Late last year, BlackBlaze, a online backup hosting provider published a comprehensive study on hard drive failure rates based on the 25,000 units it has in service. While no manufacturer names were published, the study stated that failure rates were highest in the first 18 months of service or as well as after the first three years.
Today the company released the second part of its report and has officially gone on record and listed out which brands are associated with the study. Unfortunately, Seagate appears to be the worst with an annual failure rate of about 14-percent on its 1.5TB model while its 3TB and 4TB models are likely to see 10-percent and 4-percent fail within the first 12 months.

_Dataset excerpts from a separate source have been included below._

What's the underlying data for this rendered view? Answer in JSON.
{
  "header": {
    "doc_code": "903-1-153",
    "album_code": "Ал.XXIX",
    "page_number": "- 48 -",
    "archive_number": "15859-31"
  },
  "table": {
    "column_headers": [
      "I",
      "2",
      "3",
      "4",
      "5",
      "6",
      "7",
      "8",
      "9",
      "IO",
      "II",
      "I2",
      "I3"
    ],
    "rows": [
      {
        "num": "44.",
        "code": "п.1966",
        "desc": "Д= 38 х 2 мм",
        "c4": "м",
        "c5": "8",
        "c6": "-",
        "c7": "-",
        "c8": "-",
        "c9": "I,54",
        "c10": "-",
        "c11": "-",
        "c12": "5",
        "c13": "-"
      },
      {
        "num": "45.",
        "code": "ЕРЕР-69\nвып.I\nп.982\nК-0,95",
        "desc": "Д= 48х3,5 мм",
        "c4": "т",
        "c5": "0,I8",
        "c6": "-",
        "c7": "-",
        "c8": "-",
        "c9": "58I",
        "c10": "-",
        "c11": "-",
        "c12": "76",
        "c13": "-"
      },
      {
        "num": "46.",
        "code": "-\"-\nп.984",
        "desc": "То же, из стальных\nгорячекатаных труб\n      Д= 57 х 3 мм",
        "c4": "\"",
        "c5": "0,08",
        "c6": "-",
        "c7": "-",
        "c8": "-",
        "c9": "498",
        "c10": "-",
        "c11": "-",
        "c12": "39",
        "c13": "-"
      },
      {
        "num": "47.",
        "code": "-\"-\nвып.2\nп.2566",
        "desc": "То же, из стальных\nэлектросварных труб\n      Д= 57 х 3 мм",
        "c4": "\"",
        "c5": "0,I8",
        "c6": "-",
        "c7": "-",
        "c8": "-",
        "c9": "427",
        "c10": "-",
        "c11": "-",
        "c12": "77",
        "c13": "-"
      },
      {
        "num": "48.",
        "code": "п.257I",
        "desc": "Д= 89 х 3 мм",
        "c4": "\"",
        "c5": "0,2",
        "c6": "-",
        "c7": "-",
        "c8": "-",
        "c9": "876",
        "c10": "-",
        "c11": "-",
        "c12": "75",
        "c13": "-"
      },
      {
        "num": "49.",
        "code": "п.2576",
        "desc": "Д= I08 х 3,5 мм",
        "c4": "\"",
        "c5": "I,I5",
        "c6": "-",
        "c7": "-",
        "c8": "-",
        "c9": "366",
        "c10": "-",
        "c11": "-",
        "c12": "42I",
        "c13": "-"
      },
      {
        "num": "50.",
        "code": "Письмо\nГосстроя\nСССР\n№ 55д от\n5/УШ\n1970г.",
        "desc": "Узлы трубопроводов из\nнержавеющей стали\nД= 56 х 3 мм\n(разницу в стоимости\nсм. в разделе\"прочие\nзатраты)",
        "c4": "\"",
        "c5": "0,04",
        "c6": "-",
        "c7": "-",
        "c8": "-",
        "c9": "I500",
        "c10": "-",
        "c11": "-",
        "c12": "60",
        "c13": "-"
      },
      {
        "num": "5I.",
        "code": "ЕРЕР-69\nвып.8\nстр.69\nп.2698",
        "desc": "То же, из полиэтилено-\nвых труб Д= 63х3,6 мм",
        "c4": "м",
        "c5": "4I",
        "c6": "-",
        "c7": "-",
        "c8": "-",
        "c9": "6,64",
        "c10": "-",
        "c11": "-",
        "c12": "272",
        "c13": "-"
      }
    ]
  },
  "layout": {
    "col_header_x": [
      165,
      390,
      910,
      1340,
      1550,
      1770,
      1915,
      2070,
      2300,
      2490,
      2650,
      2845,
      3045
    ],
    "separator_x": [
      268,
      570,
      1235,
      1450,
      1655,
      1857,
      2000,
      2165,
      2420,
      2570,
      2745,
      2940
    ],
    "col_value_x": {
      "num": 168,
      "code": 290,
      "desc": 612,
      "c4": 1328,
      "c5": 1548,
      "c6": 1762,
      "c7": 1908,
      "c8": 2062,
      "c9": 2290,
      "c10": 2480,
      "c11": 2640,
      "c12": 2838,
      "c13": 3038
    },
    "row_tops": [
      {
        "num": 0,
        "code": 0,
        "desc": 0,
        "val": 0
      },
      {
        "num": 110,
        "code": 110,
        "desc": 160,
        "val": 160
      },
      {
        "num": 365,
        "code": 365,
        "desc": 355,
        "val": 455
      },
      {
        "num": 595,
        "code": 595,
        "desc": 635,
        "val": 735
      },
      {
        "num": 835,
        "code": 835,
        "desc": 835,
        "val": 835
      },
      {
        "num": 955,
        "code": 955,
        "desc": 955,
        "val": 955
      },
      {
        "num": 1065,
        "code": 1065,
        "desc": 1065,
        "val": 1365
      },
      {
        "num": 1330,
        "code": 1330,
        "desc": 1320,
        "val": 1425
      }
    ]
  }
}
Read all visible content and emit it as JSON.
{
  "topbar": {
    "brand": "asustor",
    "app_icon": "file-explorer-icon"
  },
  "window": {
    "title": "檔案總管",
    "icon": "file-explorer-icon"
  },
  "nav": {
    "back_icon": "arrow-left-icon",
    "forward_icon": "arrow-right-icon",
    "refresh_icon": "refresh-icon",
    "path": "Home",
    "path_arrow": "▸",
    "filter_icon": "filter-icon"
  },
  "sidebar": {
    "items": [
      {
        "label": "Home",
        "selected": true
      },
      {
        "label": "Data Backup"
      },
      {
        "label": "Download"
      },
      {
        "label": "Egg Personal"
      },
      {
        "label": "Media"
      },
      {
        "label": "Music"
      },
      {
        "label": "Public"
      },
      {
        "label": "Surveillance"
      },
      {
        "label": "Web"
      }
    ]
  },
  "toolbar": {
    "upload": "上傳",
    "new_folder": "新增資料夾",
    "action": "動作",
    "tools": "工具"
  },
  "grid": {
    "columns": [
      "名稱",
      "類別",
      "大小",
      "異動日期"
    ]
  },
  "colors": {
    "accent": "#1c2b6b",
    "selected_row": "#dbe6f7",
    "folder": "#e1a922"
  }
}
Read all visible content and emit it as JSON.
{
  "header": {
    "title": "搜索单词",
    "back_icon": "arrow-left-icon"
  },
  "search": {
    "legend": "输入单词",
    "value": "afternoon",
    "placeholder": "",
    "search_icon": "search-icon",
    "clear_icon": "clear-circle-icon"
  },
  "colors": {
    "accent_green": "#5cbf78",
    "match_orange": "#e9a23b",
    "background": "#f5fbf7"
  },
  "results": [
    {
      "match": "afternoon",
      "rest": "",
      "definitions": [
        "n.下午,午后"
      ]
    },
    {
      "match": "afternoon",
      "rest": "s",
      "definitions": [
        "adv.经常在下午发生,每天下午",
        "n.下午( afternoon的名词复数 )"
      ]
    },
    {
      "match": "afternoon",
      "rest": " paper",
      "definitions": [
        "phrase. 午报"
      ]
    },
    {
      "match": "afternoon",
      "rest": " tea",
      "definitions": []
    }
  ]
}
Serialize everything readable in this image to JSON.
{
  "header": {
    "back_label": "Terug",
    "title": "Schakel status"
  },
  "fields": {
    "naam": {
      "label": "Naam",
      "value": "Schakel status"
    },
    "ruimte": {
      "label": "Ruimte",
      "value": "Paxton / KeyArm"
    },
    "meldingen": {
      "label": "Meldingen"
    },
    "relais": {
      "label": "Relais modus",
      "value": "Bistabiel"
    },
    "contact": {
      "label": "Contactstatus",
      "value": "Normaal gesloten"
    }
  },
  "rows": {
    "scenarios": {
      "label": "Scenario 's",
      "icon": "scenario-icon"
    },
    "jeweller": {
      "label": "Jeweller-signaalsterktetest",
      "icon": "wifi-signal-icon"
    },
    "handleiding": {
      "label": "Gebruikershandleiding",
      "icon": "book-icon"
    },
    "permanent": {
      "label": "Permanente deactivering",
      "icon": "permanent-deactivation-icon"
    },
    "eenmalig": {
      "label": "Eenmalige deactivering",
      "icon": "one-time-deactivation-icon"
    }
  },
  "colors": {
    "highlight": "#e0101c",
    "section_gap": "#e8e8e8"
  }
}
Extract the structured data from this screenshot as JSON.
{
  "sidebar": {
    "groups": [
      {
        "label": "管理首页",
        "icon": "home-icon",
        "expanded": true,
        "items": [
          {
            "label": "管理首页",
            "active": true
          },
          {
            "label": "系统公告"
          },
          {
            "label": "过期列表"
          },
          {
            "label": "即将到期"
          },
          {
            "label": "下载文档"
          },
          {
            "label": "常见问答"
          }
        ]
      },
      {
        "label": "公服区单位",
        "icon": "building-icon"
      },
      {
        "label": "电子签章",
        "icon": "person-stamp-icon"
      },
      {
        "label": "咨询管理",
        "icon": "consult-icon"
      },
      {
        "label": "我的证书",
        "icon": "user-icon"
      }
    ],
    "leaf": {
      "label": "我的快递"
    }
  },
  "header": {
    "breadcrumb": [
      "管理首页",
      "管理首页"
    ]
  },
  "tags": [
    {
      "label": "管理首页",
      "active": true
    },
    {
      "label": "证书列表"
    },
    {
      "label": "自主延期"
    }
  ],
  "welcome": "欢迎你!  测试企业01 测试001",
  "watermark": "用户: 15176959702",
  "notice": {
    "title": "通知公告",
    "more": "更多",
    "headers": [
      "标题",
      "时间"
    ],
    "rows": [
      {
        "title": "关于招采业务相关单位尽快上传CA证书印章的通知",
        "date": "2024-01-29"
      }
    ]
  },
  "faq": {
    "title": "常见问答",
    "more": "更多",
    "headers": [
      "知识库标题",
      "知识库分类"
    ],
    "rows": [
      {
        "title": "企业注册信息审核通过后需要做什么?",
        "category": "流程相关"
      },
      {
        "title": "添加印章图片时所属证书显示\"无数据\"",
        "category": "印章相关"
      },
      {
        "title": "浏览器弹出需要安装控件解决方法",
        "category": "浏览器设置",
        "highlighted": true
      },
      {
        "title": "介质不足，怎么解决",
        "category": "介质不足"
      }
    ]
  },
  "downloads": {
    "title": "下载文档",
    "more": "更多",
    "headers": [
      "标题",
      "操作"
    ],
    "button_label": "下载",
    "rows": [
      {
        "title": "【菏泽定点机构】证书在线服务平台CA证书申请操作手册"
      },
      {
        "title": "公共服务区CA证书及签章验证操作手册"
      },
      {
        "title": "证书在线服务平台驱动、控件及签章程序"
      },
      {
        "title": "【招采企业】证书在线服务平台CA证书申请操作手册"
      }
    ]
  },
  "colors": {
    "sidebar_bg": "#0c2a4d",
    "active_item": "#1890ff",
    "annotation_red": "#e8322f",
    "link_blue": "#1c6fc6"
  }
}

Western Digital's 1TB and 3TB models fare better in the survey with annual failure rates between two and three percent respectively. Surprisingly Hitachi branded hard drives are the most reliable with the 2TB, 3TB and 4TB models all experiencing less than a 2-percent annual failure rate. The study even goes as far as to note that Seagate's Barracuda LP 2TB and Western Digital's Green 3TB both begin accumulating errors as soon as they are spun up for the first time.
Over the long-term Hitachi again comes out on top with almost 97-percent of its drives surviving past 36 months, while Western Digital comes in a close second with about 95-percent of its spinners still running after three years. Seagate is once again the loser here with only 73.5-percent of its hard drives making it into their third year of service. The graph above is very telling as well with failure of Hitachi drives increasing linearly as the three year mark approaches, but Western Digital's drives seem to be more apt to fail between the 12 and 18 month mark.
Seagate on the other hand is more of a rush down a very rough mountain side with a 10-percent failure rate in the first 14 months, and a steep increase in failures around the 15 month to 24 month period before leveling off again. Around 26 months things take another cliff dive and failure rates again increase quickly as the three year mark approaches. If this study is any indication, the age old question appears to have been answered and Seagate's hard drives are the least reliable, with Hitachi taking home the gold for the most reliable spinners on the market today.